Помимо этого общая искренность и определенная интимность записей без оглядки на возможную перлюстрацию свидетельствовали о лояльности пишущего к новой власти и о неучастии в контрреволюционных заговорах. У человека непредубежденного и неглупого, не фанатика революционной идеи, а нормального профессионала спецслужб автор дневника должен был вызвать скорее доверие, чем подозрение.

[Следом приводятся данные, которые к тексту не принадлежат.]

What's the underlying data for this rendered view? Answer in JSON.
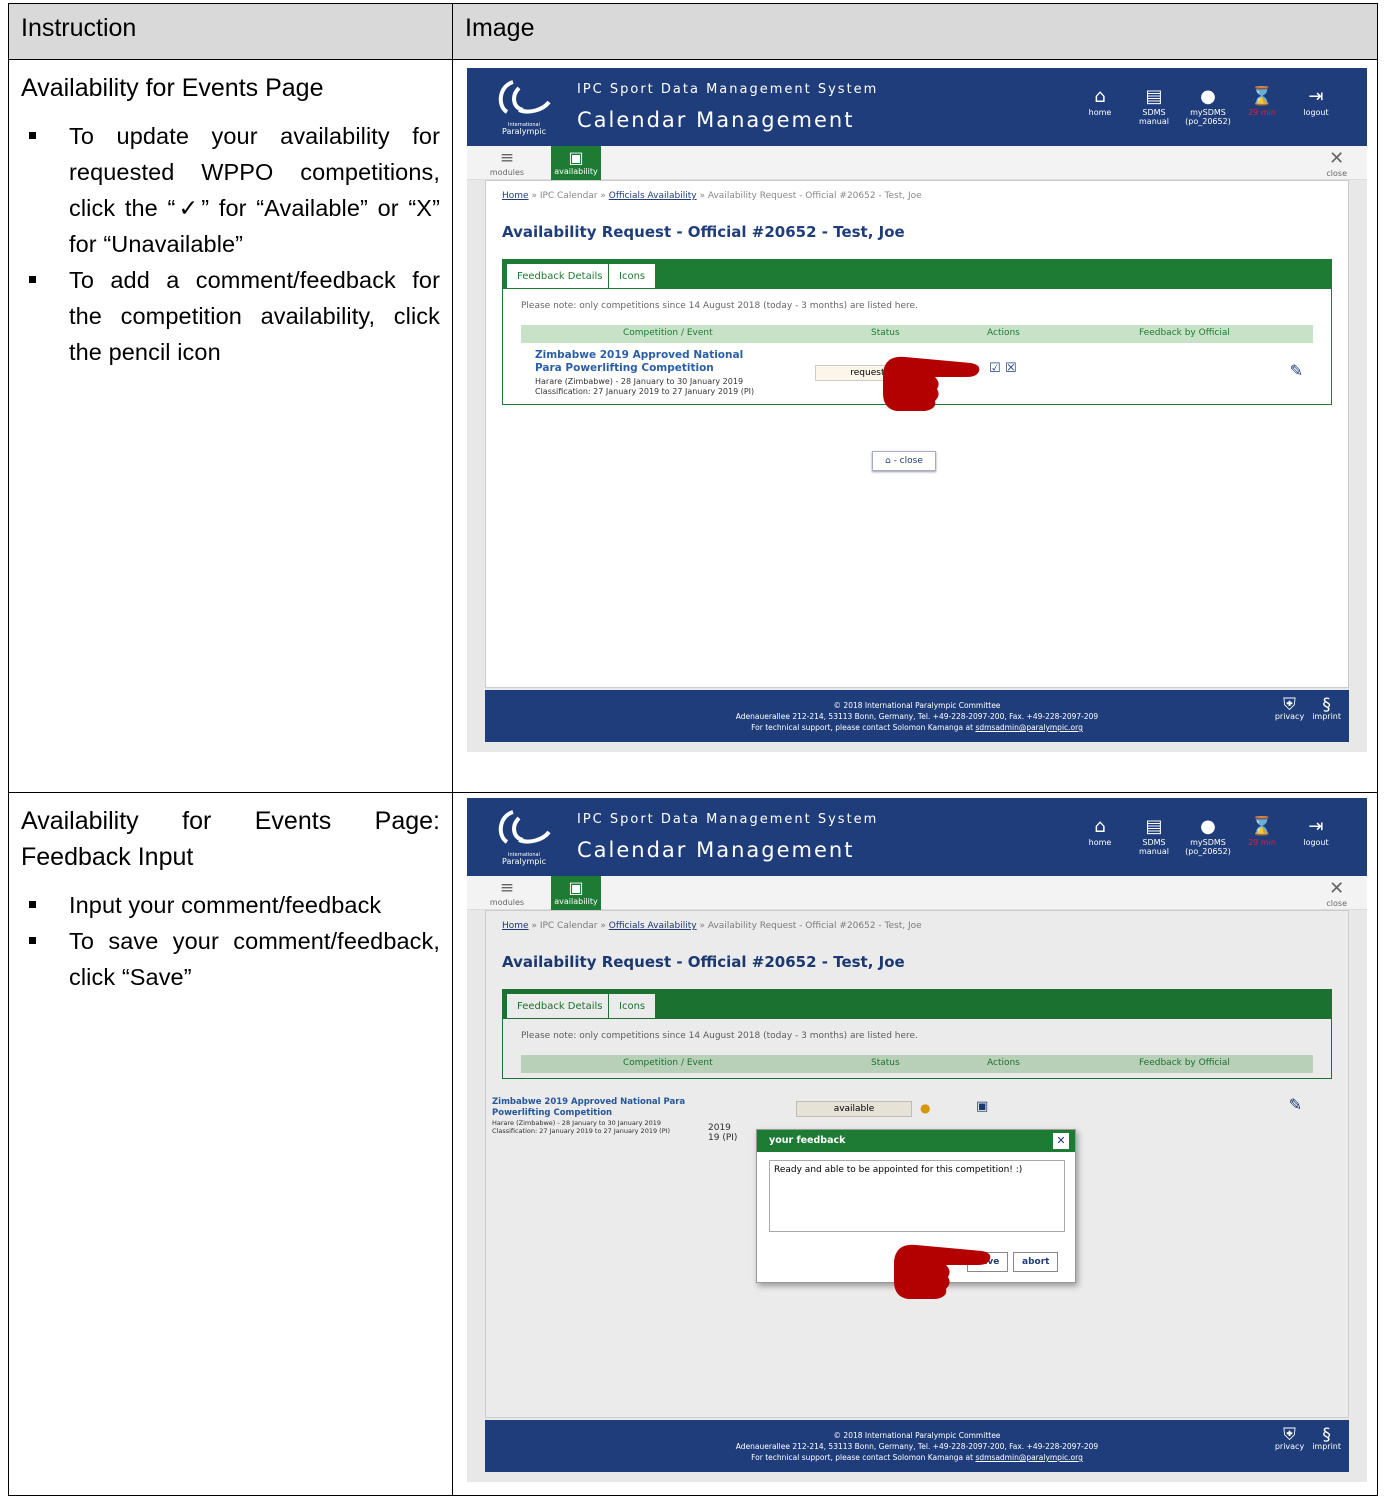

Трудно сказать, водились ли в то время на Лубянке такие профессионалы, во всяком случае, как пишет Шенталинский, «в позднейшем обзорном документе, пышно именуемом – „Меморандум“ <…> говорится <что> во время закрытия лежневской „России“ у ряда бывших сменовеховцев, в том числе и у Булгакова, был произведен обыск. У Булгакова были изъяты его дневники, характеризующие автора как несомненного белогвардейца» [150].

Однако – никаких репрессивных мер к «белогвардейцу» применено не было, зато сам он повел себя отнюдь не как недорезанный большевиками помещик из числа тех, кто, по выражению Филиппа Преображенского, закусывает водку супом.

Он пошел в атаку и написал текст следующего содержания.

 

 

В ОГПУ

литератора

Михаила Афанасьевича Булгакова,

проживающего в г. Москве, в Чистом (б. Обуховском) пер. в д. № 9, кв. 4.

 

 

Заявление

При обыске, произведенном у меня представителями ОГПУ 7 мая 1926 г. (ордер 2287, дело 45), у меня были изъяты с соответствующим занесением в протокол – повесть моя «Собачье сердце» в 2 экземплярах на пишущей машинке и 3 тетради, написанные мною от руки, черновых мемуаров моих под заглавием «Мой дневник». Ввиду того, что «Сердце» и «Дневник» необходимы мне в срочном порядке для дальнейших моих литературных работ, а «Дневник», кроме того, является для меня очень ценным интимным материалом, прошу о возвращении мне их.

Михаил Булгаков.

18-го мая 1926 г.

г. Москва [13; 146–147].

 

 

Не получив ответа, Булгаков обратился с письмом к Рыкову, тому самому, кто, к неудовольствию Филиппа Филипповича, опустил градус «новоблагословенной» водки до 30.

 

 

Председателю Совета народных комиссаров

литератора Михаила Афанасьевича Булгакова

 

Заявление

7-го мая с. г. представителями ОГПУ у меня был произведен обыск (ордер № 2287, дело 45), во время которого у меня были отобраны с соответствующим занесением в протокол следующие мои, имеющие для меня громадную ценность, рукописи:

Повесть «Собачье сердце» в 2-х экземплярах

и «Мой дневник» (3 тетради).

Убедительно прошу о возвращении мне их.

Михаил Булгаков.

Адрес: Москва, Малый Левшинский, 4, кв. 1.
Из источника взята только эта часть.